Video: .mp4 (1280x720, 30 fps(r)) | Audio: aac, 48000 Hz, 2ch | Size: 348 MB
Genre: eLearning Video | Duration: 6 lectures (47 mins) | Language: English
Diabetes Prediction using Machine Learning in Apache Spark
What you'll learn Homepage: https://www.udemy.com/course/data-science-hands-on-diabetes-prediction-with-pyspark-mllib/
Diabetes Prediction using Spark Machine Learning (Spark MLlib)
Learn Pyspark fundamentals
Working with dataframes in Pyspark
Analyzing and cleaning data
Process data using a Machine Learning model using Spark MLlib
Build and train logistic regression model
Performance evaluation and saving model
Requirements
Basics of Python
Description
This is a Hands-on 1- hour Machine Learning Project using Pyspark. You learn by Practice.
No unnecessary lectures. No unnecessary details.
A precise, to the point and efficient course about Machine learning in Spark.
About Pyspark:
Pyspark is the collaboration of Apache Spark and Python. PySpark is a tool used in Big Data Analytics.

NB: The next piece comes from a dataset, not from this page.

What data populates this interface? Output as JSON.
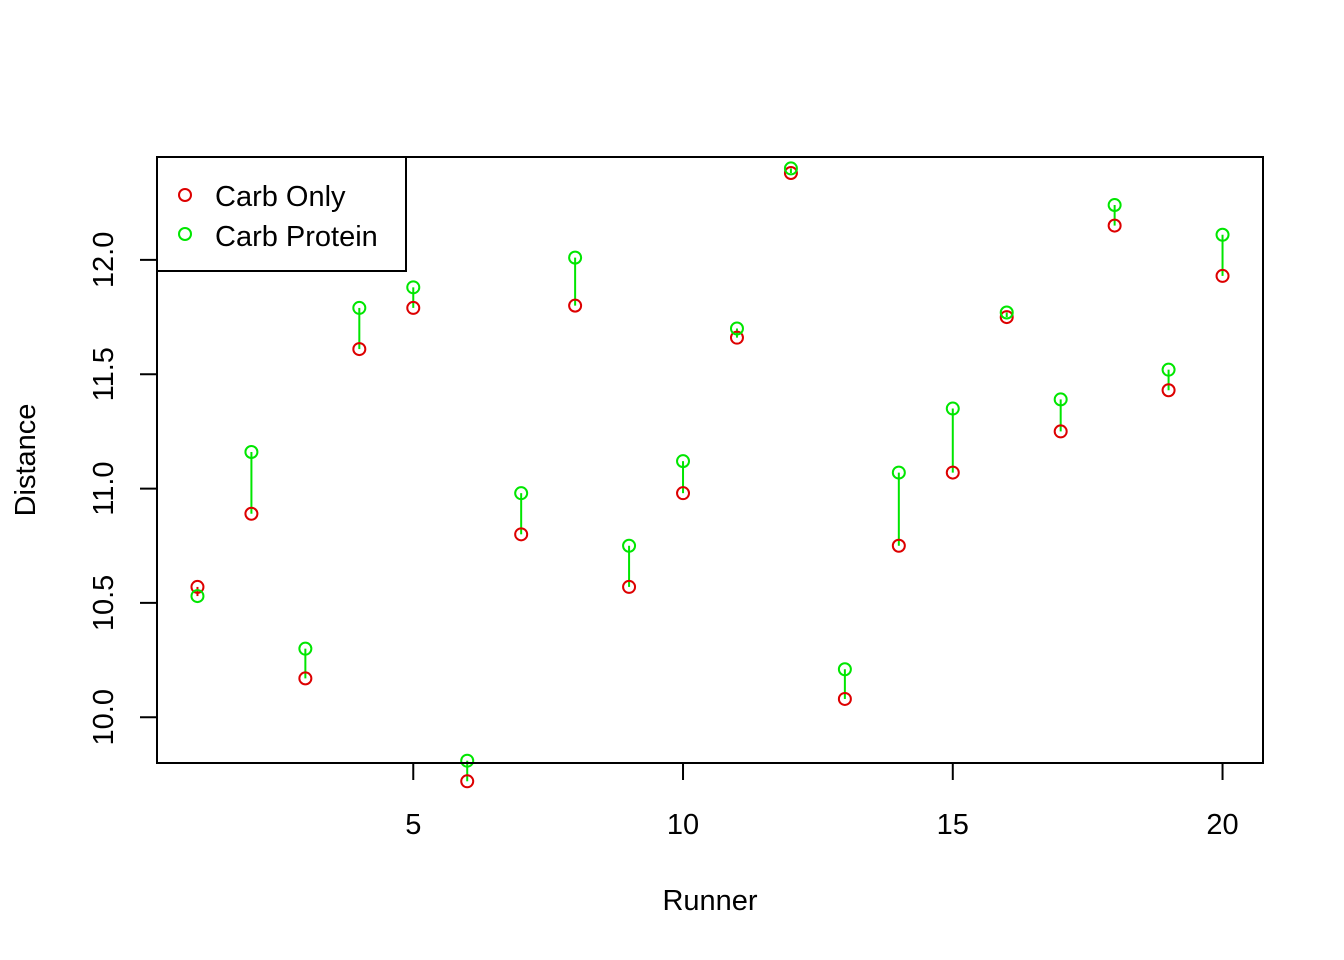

Apache Spark is an open-source cluster-computing framework, built around speed, ease of use, and streaming analytics whereas Python is a general-purpose, high-level programming language. It provides a wide range of libraries and is majorly used for Machine Learning and Real-Time Streaming Analytics.

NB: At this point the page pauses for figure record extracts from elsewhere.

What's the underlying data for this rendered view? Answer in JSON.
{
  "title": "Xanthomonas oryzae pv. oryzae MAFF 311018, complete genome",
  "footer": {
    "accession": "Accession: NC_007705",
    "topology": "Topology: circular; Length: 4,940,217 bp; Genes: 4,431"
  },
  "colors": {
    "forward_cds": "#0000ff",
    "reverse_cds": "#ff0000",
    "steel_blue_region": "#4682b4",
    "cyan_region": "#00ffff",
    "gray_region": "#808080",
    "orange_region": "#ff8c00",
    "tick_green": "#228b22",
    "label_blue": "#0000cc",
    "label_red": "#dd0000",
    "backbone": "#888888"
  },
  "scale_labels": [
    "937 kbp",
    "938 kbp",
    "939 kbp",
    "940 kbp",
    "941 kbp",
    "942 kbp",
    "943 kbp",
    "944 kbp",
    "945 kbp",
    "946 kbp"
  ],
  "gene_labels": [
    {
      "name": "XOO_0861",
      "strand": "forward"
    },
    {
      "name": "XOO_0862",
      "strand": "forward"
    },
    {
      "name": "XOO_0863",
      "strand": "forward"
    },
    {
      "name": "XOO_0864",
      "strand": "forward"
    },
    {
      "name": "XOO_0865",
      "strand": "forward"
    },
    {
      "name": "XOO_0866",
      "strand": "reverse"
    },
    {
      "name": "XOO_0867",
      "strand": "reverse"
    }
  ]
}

In other words, it is a Python API for Spark that lets you harness the simplicity of Python and the power of Apache Spark in order to tame Big Data. We will be using Big data tools in this project.
You will learn more in this one hour of Practice than hundreds of hours of unnecessary theoretical lectures.

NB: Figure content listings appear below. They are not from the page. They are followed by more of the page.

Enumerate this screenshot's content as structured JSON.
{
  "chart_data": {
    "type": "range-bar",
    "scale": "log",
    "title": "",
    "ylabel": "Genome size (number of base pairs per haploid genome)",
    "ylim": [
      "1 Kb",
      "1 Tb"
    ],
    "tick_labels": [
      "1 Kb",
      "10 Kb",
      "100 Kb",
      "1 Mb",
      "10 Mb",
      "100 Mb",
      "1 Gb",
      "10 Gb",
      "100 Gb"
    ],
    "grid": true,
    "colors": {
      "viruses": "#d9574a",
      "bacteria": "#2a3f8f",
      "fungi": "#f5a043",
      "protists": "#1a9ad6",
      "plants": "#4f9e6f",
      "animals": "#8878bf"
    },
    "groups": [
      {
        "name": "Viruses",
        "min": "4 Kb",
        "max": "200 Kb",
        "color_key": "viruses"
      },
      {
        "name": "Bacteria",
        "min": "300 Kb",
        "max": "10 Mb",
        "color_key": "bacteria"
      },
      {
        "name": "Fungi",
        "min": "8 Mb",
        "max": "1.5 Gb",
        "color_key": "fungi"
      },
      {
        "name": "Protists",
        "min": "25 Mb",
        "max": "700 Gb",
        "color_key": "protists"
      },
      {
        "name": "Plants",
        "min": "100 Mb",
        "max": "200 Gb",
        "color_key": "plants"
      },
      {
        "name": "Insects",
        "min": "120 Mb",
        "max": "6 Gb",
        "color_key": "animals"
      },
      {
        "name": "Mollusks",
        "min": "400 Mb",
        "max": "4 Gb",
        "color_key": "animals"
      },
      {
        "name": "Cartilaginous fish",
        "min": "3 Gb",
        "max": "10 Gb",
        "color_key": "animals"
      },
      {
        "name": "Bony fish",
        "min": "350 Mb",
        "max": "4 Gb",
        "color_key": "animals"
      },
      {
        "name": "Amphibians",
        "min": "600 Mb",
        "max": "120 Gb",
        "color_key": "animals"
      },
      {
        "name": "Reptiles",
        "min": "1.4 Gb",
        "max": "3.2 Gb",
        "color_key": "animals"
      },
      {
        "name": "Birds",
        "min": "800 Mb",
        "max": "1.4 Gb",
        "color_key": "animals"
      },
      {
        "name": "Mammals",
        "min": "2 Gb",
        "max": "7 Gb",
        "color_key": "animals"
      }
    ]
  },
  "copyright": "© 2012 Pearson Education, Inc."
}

Learn the most important aspect of Spark Machine learning (Spark MLlib) :
Pyspark fundamentals and implementing spark machine learning
Importing and Working with Datasets
Process data using a Machine Learning model using spark MLlib
Build and train Logistic regression model
Test and analyze the model
We will build a model to predict diabetes. This is a 1- hour project. In this hands-on project, we will complete the following tasks:
Task 1: Project overview
Task 2: Intro to Colab environment & install dependencies to run spark on Colab
Task 3: Clone & explore diabetes dataset
Task 4: Data Cleaning
Check for missing values
Replace unnecessary values
Task 5: Correlation & feature selection
Task 6: Build and train Logistic Regression Model using Spark MLlib
Task 7: Performance evaluation & Test the model
Task 8: Save & load model
Who this course is for:
Anyone interested in Data analysis with Spark and ML
Anyone who wants to learn fundamentals of Apache Spark in Big Data Analytics
TO MAC USERS: If RAR password doesn't work, use this archive program:
RAR Expander 0.8.5 Beta 4 and extract password protected files without error.
TO WIN USERS: If RAR password doesn't work, use this archive program:
Latest Winrar and extract password protected files without error.